Avant l’entrée en vigueur de la LFSS 2026, l’ACRE reposait sur un principe d’attribution largement automatique. Pour la majorité des créateurs et repreneurs d’entreprise relevant du régime des travailleurs indépendants (hors micro-entrepreneurs), l’exonération de cotisations sociales était accordée de plein droit, sans démarche spécifique à accomplir auprès de l’Urssaf, dès lors que les conditions d’éligibilité étaient remplies.
Seuls les micro-entrepreneurs devaient déposer une demande formelle d’ACRE auprès de l’Urssaf dans un délai limité suivant la création de leur activité. À défaut, l’aide n’était pas accordée.
Ce qui change au 1er janvier 2026
Restriction des bénéficiaires
La LFSS 2026 réserve désormais l’ACRE à des catégories précises de créateurs ou repreneurs.
Pour être éligible, le créateur ou repreneur doit se trouver, au moment de la création ou de la reprise, dans l’une des situations suivantes notamment :
- demandeur d’emploi indemnisé ;
- demandeur d’emploi non indemnisé, inscrit à France Travail au moins 6 mois sur les 18 derniers mois ;
- bénéficiaire du RSA ou de l’ASS ;
- jeune de 18 à 25 ans révolus ;
- personne de moins de 30 ans non indemnisée ou reconnue handicapée ;
- salarié ou ancien salarié reprenant une entreprise en difficulté (sauvegarde, redressement ou liquidation judiciaire) ;
- bénéficiaire d’un CAPE sous conditions ;
- créateur d’entreprise implantée en quartier prioritaire de la politique de la ville (QPV) ;
- bénéficiaire de la PreParE ;
- exercice de l’activité en zone France ruralités revitalisation (ZFRR ou ZFRR+).
Obligation de déposer une demande auprès de l’Urssaf
À compter du 1er janvier 2026, le bénéfice de l’ACRE n’est plus automatique.

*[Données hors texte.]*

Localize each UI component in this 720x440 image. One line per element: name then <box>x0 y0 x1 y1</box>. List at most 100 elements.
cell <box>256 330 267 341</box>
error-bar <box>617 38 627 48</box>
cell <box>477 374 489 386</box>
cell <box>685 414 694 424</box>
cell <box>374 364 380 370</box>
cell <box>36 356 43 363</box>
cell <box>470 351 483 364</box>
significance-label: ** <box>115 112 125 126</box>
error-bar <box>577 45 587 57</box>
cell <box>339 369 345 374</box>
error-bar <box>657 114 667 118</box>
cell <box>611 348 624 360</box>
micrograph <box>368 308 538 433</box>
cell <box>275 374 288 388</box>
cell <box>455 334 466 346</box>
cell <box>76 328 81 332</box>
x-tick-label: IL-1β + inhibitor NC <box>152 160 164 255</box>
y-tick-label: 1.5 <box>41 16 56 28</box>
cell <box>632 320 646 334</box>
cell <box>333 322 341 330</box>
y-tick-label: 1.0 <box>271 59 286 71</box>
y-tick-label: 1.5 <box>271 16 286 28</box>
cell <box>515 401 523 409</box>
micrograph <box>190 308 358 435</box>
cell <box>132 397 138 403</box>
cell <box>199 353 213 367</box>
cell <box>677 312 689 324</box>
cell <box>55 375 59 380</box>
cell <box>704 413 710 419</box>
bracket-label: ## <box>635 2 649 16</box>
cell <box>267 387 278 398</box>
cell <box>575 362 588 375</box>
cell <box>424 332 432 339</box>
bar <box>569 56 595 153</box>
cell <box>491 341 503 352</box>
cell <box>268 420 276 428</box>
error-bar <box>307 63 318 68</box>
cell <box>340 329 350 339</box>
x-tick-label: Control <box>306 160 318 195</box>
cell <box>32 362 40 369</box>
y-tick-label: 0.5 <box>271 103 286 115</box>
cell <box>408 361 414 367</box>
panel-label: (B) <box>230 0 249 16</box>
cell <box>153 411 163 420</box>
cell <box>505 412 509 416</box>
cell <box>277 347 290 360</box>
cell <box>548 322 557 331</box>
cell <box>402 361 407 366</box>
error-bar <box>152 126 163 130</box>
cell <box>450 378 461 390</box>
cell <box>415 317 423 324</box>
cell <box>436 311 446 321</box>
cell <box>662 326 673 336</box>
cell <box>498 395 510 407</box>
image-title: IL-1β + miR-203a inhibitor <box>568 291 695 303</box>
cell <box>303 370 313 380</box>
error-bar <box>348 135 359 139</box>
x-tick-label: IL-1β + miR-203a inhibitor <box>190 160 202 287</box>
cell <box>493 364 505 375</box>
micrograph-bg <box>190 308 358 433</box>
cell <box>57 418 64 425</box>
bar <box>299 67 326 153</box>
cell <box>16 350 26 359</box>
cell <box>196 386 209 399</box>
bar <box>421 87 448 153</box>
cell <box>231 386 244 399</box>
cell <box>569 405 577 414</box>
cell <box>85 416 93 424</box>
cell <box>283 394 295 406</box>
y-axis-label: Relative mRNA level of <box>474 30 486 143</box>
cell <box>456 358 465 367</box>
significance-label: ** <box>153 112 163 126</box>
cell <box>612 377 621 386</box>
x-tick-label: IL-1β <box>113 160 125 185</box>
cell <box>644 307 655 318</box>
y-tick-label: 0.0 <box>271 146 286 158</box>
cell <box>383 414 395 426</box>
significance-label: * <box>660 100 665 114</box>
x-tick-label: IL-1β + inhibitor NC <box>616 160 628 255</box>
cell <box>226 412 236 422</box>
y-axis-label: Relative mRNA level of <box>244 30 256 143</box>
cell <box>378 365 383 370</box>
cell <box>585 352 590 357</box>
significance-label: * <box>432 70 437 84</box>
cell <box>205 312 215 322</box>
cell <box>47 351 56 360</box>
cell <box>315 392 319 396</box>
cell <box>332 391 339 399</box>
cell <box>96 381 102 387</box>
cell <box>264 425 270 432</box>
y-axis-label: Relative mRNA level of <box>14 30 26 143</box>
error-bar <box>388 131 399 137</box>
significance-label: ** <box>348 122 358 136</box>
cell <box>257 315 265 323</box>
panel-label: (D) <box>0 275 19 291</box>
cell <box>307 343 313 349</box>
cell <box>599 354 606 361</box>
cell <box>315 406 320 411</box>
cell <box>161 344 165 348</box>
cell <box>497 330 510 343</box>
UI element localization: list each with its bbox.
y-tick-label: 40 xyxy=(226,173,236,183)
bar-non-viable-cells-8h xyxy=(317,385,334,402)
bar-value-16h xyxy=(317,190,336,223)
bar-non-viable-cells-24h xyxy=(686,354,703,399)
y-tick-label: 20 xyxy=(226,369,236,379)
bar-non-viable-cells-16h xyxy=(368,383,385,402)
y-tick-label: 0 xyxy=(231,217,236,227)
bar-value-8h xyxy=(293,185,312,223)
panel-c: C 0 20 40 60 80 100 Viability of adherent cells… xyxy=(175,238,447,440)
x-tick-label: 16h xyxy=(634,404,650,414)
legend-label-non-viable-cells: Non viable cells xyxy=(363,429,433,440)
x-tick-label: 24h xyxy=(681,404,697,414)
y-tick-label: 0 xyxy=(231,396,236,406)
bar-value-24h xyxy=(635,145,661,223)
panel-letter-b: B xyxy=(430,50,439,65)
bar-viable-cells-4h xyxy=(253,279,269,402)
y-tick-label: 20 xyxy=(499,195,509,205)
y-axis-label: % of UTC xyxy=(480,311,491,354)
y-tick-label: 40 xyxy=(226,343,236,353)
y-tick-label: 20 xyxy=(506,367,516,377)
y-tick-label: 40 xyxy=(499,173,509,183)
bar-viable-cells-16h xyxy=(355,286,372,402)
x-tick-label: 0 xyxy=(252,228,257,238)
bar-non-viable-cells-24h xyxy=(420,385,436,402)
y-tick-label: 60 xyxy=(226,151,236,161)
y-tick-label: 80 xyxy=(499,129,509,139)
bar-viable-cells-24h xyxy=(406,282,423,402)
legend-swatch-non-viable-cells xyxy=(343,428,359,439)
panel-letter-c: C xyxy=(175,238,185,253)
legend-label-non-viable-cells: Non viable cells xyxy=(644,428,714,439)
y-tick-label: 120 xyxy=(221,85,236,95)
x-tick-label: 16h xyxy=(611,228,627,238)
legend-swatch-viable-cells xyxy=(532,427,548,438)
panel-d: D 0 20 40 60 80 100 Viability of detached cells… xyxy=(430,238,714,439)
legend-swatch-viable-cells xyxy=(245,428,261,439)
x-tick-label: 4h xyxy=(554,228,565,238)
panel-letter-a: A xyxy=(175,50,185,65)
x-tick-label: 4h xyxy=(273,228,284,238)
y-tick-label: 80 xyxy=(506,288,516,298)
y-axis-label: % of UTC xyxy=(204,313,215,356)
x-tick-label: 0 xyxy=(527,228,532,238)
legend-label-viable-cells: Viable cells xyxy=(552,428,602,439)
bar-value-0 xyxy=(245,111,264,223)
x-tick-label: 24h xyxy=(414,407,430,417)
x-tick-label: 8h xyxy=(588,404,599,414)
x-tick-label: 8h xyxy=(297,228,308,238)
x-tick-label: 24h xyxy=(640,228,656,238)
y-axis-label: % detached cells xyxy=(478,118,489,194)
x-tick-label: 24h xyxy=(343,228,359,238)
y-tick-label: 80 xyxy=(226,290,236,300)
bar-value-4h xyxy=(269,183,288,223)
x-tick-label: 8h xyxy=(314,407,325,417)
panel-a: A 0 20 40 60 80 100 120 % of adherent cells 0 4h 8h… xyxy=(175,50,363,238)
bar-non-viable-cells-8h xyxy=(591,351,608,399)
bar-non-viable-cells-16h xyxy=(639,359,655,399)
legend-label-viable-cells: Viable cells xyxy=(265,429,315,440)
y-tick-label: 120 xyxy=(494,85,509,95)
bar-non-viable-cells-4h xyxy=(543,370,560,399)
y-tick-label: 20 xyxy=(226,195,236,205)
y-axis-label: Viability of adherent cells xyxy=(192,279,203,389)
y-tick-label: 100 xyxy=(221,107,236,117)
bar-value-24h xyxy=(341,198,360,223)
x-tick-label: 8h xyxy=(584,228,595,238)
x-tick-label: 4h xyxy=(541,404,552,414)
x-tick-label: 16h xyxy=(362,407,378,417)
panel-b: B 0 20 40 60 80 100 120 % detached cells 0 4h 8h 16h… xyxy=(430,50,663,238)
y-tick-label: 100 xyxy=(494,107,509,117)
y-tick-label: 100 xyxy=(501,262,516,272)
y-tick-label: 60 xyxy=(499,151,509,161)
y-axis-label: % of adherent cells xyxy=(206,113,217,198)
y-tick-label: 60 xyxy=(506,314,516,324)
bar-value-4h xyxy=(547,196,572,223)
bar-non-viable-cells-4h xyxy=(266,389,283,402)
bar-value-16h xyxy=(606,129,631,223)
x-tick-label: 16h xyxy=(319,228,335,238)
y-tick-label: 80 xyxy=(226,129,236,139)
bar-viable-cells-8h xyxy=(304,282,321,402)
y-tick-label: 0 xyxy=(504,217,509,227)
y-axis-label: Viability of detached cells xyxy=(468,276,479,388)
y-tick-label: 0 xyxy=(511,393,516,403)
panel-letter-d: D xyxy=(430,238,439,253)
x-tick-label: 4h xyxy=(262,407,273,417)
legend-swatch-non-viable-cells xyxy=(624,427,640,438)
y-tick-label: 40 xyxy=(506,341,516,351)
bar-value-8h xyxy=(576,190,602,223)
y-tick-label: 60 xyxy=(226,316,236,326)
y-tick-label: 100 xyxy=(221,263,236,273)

Les travailleurs indépendants (artisans, commerçants, professions libérales), les praticiens et auxiliaires médicaux ainsi que les gérants assimilés salariés doivent déposer une demande spécifique auprès de l’Urssaf pour obtenir l’aide
Maintien des règles de contrôle pour les sociétés
Pour les créations ou reprises sous forme de société, le demandeur doit toujours exercer un contrôle effectif de la société, notamment :
- détention majoritaire du capital (seul ou avec la famille),
- ou détention significative assortie d’une fonction de direction,
- ou contrôle conjoint entre plusieurs bénéficiaires de l’ACRE.
Plafonnement de l’exonération à 25 %
La LFSS 2026 modifie également le montant de l’exonération de cotisations sociales accordée dans le cadre de l’ACRE.
À compter du 1ᵉʳ janvier 2026, l’ACRE ouvre droit à une réduction de cotisations sociales plafonnée, et non plus proportionnelle au revenu.
Cette réduction ne peut pas excéder 25 % des cotisations sociales dues, dans des conditions qui seront précisées par décret (détail des cotisations concernées, calcul exact et modalités pour chaque statut).
Cette réforme réduit significativement l’avantage financier de l’aide, qui devient une réduction partielle de cotisations et non plus une exonération substantielle, y compris pour les revenus les plus faibles.
A retenir
- L’ACRE devient une aide ciblée, et non plus un dispositif quasi général. ·
- Une vérification préalable de l’éligibilité est indispensable avant toute création ou reprise. ·
- Les démarches auprès de l’Urssaf doivent être anticipées dès le lancement du projet. ·
- Les créateurs doivent intégrer ces nouvelles règles dans leurs prévisions de charges sociales et de trésorerie.